Up to now we hosted our projects on a single more or less powerful machine, having a backup on a secondary server that kept database and files in sync. Failover (which we fortunately never had to use) was handled by manually routing traffic from the primary to the backup machine. As the number of projects grew we were searching for a (simple but stable, powerful but cheap) solution that offers

• fully automated, real-time fail-over for HTTP traffic
• scalable design
• economical efficiency
• ready for our upcoming Ruby on Rails cloud™ infrastructure

What came out of what you see in Figure 1. The setup consists of a publicly accessible layer where DNS points to (web) servers. All traffic is terminated there. Incoming traffic is routed to the background application servers internally.

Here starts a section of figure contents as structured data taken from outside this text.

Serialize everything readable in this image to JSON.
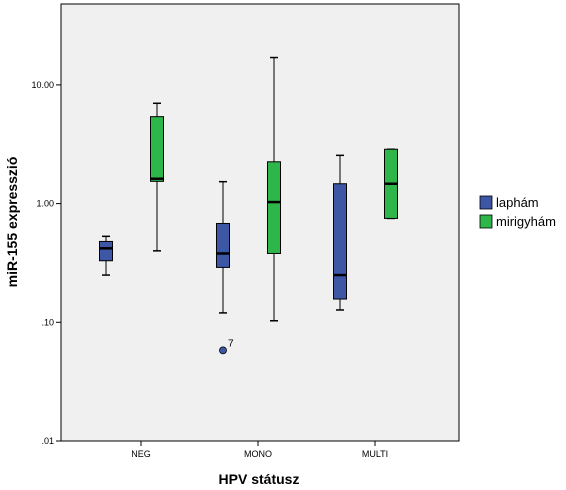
{
  "chart_data": {
    "type": "boxplot",
    "title": "",
    "xlabel": "HPV státusz",
    "ylabel": "miR-155 expresszió",
    "y_scale": "log",
    "ylim": [
      0.01,
      50
    ],
    "y_ticks": [
      {
        "value": 0.01,
        "label": ".01"
      },
      {
        "value": 0.1,
        "label": ".10"
      },
      {
        "value": 1,
        "label": "1.00"
      },
      {
        "value": 10,
        "label": "10.00"
      }
    ],
    "categories": [
      "NEG",
      "MONO",
      "MULTI"
    ],
    "legend_position": "right",
    "grid": false,
    "colors": {
      "background": "#f0f0f0",
      "laphám": "#3d57a6",
      "mirigyhám": "#2fb64a"
    },
    "series": [
      {
        "name": "laphám",
        "boxes": [
          {
            "category": "NEG",
            "whisker_low": 0.25,
            "q1": 0.33,
            "median": 0.42,
            "q3": 0.48,
            "whisker_high": 0.53
          },
          {
            "category": "MONO",
            "whisker_low": 0.12,
            "q1": 0.29,
            "median": 0.38,
            "q3": 0.68,
            "whisker_high": 1.53
          },
          {
            "category": "MULTI",
            "whisker_low": 0.127,
            "q1": 0.157,
            "median": 0.25,
            "q3": 1.47,
            "whisker_high": 2.55
          }
        ]
      },
      {
        "name": "mirigyhám",
        "boxes": [
          {
            "category": "NEG",
            "whisker_low": 0.4,
            "q1": 1.54,
            "median": 1.62,
            "q3": 5.4,
            "whisker_high": 7.0
          },
          {
            "category": "MONO",
            "whisker_low": 0.103,
            "q1": 0.38,
            "median": 1.03,
            "q3": 2.25,
            "whisker_high": 17.0
          },
          {
            "category": "MULTI",
            "whisker_low": 0.75,
            "q1": 0.75,
            "median": 1.47,
            "q3": 2.87,
            "whisker_high": 2.87
          }
        ]
      }
    ],
    "outliers": [
      {
        "series": "laphám",
        "category": "MONO",
        "value": 0.058,
        "label": "7"
      }
    ]
  }
}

For the web slaves, we have two machines running FreeBSD 8.2 that act as reverse proxies (utilizing nginx) to the backend application servers (Passenger). As most of our applications use SSL there are quite a lot of public IP addresses configured on both BSD machines. Failover for the web servers¹ (on IP level) is handled by the amazing CARP protocol.

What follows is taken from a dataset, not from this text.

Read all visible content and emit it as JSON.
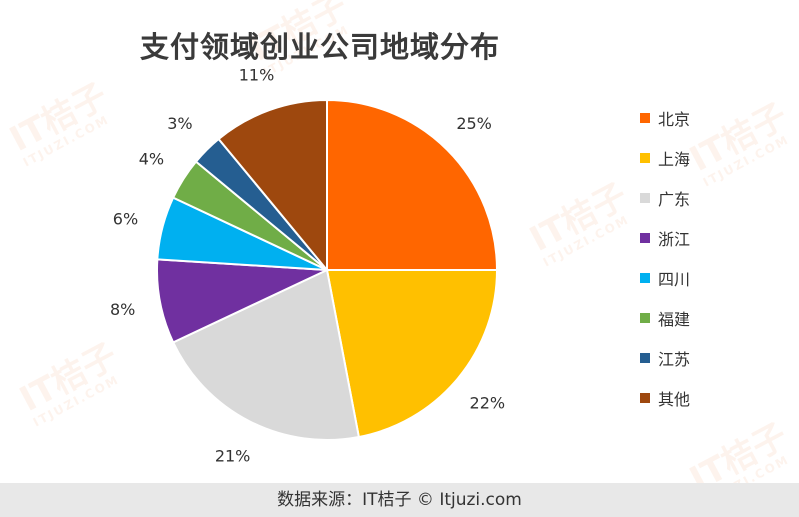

CARP can be configured to run in MASTER/BACKUP mode which means the MASTER gets all the traffic and BACKUP only comes into play when the master fails. CARP can also run in load balancing mode where traffic is distributed among the participating machines. To decide whether the servers are up, the master machine sends out advertisement packets so the backup slaves know it is alive. If the backups do not see the advertisement packets for some time, one of the backup slaves becomes the new master. See FreeBSD handbook and OpenBSD FAQ for more details.

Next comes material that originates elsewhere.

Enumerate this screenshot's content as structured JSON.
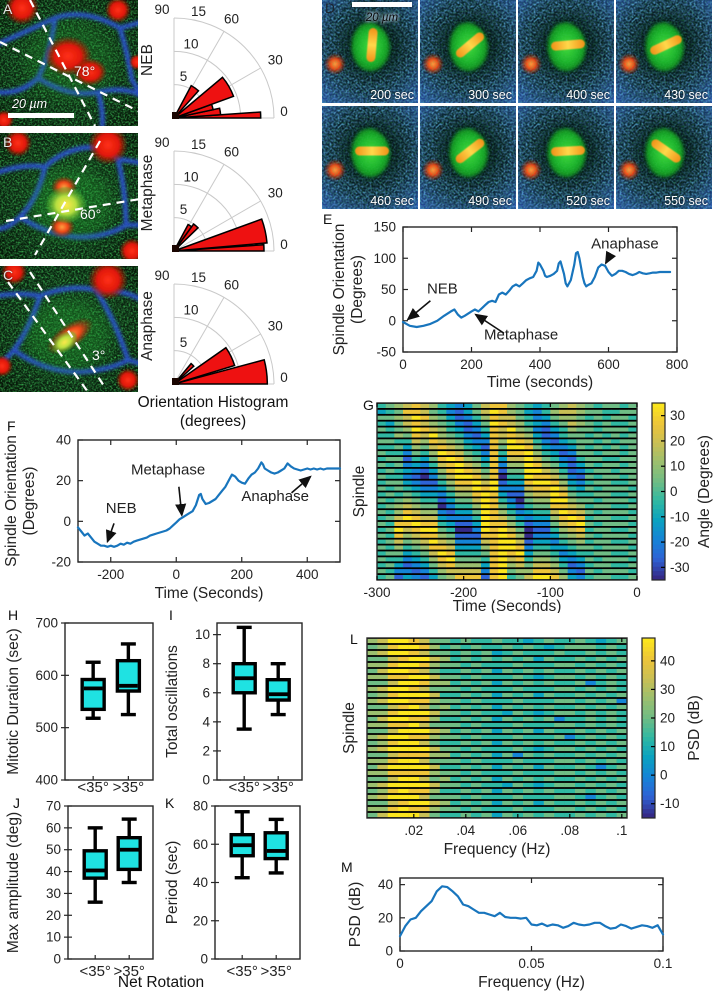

The web servers have both an interface within our public VLAN (that is Internet) as well as the private one, which is used for connections to the application servers. Failover (or load balancing) for the backend application servers is carried out by nginx' proxy module.

This failover on IP level is so important for us because we have dozens of domains pointing to unique IPs (as mentioned, because of SSL) at our infrastructure and we do not even have control over some of the DNS servers. In case of hardware problems with the web servers, we have the secondary waiting to take over automatically with nearly no downtime. The very same for the application servers: If one of them dies, the secondary automatically takes over.

A nice side effect of this setup is that we can easily make use of nginx' caching possibilities and SSL traffic is loaded off to separate machines. We're currently planning to add a layer to our infrastructure where customers can have dedicated rails instances in the backend and profit from the failover web slaves, too.

We rolled out this new infrastructure a few weeks ago using Puppet for automated configuration of all involved parts. We are optimistic to give a detailled report about our (positive) experience at some point in the future.

¹ In case you wonder about the hostnames: We name our machines after professors of the computer science department at the University of Augsburg where most of us studied (or are still enjoy studying in case of our student trainee and those writing their thesis at makandra :)).